Foncier agricole : des critères d’attribution en zone steppique

Ces opérations d’assainissement du foncier agricole ne sont pas nouvelles. En 2023, le quotidien El Moudjahid faisait état à Ghardaïa de plus de 10.000 hectares retirés à leurs bénéficiaires sur les 23.802 hectares des terres agricoles attribuées. En cause, leur non-exploitation. Ces dernières années, dans les zones steppiques, les débats ont été vifs quant aux critères d’attribution.

Alors que les autorités locales privilégient l’allocation des terres publiques éligibles à la mise en valeur à de jeunes chômeurs et aux natifs des régions concernées, les cadres du ministère de l’Agriculture mettent davantage en avant la réussite de la mise en valeur. « Il est plus juste d’attribuer la terre à ceux qui peuvent effectivement la mettre en valeur », relève Ali Daoudi, coauteur d’une étude réalisée en 2021.

Autre témoignage relevé auprès d’un agent local de l’administration : « Personnellement, je suis contre les critères d’attribution retenus par la commission technique, je préfère accorder la terre à une personne capable financièrement et apte à travailler la terre, et non à une personne qui va l’accaparer 40 ans sans rien faire ». Un autre cadre renchérit : « Je considère que la terre doit être attribuée à des gens capables financièrement.
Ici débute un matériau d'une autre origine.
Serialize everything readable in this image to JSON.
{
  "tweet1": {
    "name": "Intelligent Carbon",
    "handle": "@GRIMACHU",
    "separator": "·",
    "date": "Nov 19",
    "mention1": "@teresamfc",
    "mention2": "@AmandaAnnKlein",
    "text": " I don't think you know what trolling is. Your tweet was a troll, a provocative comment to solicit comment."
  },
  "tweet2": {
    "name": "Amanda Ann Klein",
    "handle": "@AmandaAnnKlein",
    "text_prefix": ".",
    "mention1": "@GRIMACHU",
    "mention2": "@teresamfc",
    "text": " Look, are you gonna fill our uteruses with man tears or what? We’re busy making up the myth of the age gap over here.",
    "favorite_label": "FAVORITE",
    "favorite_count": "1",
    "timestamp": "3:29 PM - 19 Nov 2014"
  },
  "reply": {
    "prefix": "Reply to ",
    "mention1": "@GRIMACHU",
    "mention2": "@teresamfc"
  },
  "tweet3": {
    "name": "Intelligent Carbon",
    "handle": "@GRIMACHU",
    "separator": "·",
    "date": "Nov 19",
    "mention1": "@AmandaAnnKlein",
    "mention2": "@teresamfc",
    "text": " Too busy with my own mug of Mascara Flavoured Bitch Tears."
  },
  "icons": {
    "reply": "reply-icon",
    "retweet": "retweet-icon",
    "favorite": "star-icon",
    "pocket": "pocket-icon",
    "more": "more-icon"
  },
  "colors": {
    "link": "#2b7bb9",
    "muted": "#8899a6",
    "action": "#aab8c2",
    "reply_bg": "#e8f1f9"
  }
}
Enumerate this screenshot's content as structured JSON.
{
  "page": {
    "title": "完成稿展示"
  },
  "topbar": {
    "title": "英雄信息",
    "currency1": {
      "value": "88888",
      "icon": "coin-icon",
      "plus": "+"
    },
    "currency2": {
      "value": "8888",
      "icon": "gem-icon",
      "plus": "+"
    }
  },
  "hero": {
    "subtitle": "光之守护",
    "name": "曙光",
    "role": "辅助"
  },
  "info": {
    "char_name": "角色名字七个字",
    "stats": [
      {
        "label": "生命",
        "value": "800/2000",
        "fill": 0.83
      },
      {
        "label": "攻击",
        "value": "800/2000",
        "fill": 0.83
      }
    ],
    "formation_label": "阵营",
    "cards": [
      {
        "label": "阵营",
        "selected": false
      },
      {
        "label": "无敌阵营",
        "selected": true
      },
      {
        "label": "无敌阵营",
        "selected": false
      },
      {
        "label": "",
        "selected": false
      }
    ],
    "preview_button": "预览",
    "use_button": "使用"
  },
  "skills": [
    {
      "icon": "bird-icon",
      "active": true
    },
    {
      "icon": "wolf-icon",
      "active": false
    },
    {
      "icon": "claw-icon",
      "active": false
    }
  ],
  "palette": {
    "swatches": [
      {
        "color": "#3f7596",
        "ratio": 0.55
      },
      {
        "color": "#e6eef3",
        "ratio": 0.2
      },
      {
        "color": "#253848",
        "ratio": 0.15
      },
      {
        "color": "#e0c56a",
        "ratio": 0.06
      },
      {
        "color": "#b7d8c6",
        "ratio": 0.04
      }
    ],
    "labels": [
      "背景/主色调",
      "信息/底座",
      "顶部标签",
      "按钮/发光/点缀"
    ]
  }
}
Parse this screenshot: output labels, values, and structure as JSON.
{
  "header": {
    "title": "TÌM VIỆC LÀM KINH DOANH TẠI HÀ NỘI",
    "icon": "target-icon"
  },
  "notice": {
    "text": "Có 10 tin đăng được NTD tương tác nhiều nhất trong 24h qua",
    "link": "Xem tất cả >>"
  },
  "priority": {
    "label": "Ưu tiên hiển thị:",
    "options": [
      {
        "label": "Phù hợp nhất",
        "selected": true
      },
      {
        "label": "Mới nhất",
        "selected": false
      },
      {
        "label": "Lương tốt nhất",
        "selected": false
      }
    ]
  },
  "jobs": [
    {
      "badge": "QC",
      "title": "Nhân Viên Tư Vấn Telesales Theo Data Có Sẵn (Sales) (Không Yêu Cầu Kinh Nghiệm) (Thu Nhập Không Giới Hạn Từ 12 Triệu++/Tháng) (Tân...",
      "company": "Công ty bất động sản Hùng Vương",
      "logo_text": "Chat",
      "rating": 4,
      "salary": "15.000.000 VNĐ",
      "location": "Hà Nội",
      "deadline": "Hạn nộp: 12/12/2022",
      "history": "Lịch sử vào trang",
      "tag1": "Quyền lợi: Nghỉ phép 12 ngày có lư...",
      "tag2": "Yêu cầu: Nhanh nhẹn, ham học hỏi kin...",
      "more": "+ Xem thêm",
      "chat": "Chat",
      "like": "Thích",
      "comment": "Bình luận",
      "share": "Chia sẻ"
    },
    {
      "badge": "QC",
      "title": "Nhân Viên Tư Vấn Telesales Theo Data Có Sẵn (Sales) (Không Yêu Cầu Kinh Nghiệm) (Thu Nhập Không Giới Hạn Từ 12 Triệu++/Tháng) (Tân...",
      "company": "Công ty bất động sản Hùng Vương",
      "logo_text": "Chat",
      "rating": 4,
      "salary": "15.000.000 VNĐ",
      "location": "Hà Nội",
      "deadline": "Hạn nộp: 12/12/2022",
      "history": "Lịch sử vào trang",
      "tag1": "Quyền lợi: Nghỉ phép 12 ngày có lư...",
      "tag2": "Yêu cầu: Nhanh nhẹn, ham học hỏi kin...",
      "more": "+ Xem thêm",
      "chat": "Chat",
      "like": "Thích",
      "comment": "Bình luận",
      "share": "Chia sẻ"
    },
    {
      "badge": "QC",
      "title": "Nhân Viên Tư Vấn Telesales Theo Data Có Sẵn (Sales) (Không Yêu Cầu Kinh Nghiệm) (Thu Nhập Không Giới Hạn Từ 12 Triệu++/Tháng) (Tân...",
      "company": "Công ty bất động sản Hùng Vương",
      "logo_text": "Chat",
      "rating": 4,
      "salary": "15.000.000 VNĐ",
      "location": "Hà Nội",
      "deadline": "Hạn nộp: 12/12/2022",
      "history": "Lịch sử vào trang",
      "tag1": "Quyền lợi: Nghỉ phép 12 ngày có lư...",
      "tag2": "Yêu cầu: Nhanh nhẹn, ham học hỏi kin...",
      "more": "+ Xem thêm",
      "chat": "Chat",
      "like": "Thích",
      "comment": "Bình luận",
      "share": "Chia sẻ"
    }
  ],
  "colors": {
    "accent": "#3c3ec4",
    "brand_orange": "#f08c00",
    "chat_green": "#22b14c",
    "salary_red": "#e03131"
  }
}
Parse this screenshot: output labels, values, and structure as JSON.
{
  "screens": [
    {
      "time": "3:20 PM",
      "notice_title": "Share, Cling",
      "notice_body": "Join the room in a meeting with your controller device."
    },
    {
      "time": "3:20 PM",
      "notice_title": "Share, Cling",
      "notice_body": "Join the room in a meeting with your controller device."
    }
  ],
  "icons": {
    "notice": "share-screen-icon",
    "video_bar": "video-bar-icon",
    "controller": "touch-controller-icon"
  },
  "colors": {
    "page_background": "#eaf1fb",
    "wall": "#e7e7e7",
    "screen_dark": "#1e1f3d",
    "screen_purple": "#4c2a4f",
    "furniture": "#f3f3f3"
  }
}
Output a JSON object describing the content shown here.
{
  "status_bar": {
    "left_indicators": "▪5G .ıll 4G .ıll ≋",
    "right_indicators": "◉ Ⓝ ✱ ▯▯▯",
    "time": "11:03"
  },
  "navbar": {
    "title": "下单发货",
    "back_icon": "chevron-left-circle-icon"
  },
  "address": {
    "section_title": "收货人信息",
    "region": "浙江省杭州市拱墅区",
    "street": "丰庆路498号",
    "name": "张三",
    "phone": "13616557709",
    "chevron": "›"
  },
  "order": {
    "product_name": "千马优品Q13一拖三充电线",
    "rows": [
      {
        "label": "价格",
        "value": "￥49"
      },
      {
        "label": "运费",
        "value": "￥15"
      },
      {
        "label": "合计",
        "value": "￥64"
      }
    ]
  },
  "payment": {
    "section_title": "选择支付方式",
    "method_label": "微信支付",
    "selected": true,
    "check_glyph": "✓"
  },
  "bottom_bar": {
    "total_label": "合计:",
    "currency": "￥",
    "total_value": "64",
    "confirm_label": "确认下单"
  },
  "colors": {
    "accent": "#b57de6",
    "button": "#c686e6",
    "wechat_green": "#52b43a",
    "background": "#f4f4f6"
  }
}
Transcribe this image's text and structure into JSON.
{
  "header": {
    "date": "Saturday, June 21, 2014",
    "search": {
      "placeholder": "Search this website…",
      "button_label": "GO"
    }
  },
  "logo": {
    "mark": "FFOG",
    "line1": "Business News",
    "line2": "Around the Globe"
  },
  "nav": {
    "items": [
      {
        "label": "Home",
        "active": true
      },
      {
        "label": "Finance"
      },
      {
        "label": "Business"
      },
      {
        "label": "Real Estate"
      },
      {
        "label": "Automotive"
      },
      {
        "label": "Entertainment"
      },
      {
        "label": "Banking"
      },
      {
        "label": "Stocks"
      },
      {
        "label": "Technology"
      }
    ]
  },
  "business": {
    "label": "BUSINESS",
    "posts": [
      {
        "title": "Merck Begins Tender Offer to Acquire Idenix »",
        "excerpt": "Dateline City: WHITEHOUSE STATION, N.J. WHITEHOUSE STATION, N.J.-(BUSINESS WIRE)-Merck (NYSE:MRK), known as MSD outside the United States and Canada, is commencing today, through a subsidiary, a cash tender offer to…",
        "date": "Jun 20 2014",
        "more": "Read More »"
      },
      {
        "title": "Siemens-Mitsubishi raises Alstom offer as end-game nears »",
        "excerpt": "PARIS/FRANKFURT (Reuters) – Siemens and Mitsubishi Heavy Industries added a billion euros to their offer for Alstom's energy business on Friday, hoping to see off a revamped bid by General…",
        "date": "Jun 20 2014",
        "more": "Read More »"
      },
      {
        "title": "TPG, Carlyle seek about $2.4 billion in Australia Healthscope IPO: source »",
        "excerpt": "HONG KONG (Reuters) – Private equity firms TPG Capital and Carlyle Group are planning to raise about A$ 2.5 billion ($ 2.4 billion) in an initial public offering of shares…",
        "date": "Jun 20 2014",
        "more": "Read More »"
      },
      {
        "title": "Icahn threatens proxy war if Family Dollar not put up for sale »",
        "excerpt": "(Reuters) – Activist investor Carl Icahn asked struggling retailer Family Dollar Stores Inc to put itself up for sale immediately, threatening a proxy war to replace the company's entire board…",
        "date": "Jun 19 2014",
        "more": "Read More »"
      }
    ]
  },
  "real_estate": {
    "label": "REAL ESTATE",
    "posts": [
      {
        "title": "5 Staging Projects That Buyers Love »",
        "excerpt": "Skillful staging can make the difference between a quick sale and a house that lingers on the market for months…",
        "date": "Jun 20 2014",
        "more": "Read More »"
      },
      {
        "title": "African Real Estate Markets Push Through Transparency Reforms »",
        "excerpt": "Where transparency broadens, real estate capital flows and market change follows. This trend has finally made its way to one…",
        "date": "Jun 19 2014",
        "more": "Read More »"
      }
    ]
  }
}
Attribuer un périmètre aménagé par l’État, à coups de milliards, à 50 chômeurs qui n’ont pas même de quoi payer les frais de leurs déplacements vers leur parcelle, ce n’est pas rationnel ».

Pour accéder au foncier agricole en Algérie, les critères d’attribution sont doubles : être citoyen algérien et porteur d’un projet agricole réalisable de mise en valeur. Mais progressivement est venue s’ajouter la nécessité de disposer des moyens de cette mise en valeur.

Le choix des bénéficiaires est d’autant plus délicat que dans les régions steppiques au niveau des parcelles à attribuer sont souvent présents des usagers.

Si les uns sont sensibles aux droits hérités sur la terre, les autres le sont à l’efficacité de la mise en valeur. Il est vrai que la priorité donnée à des ayant-droit locaux du fait des usages coutumiers mène parfois à des situations inattendues. Un agent cite le cas où ceux-ci ont laissé en friche les terrains qui ont finalement fait l’objet de transactions financières : « 80 % des parcelles ont été vendues », rapporte la même source.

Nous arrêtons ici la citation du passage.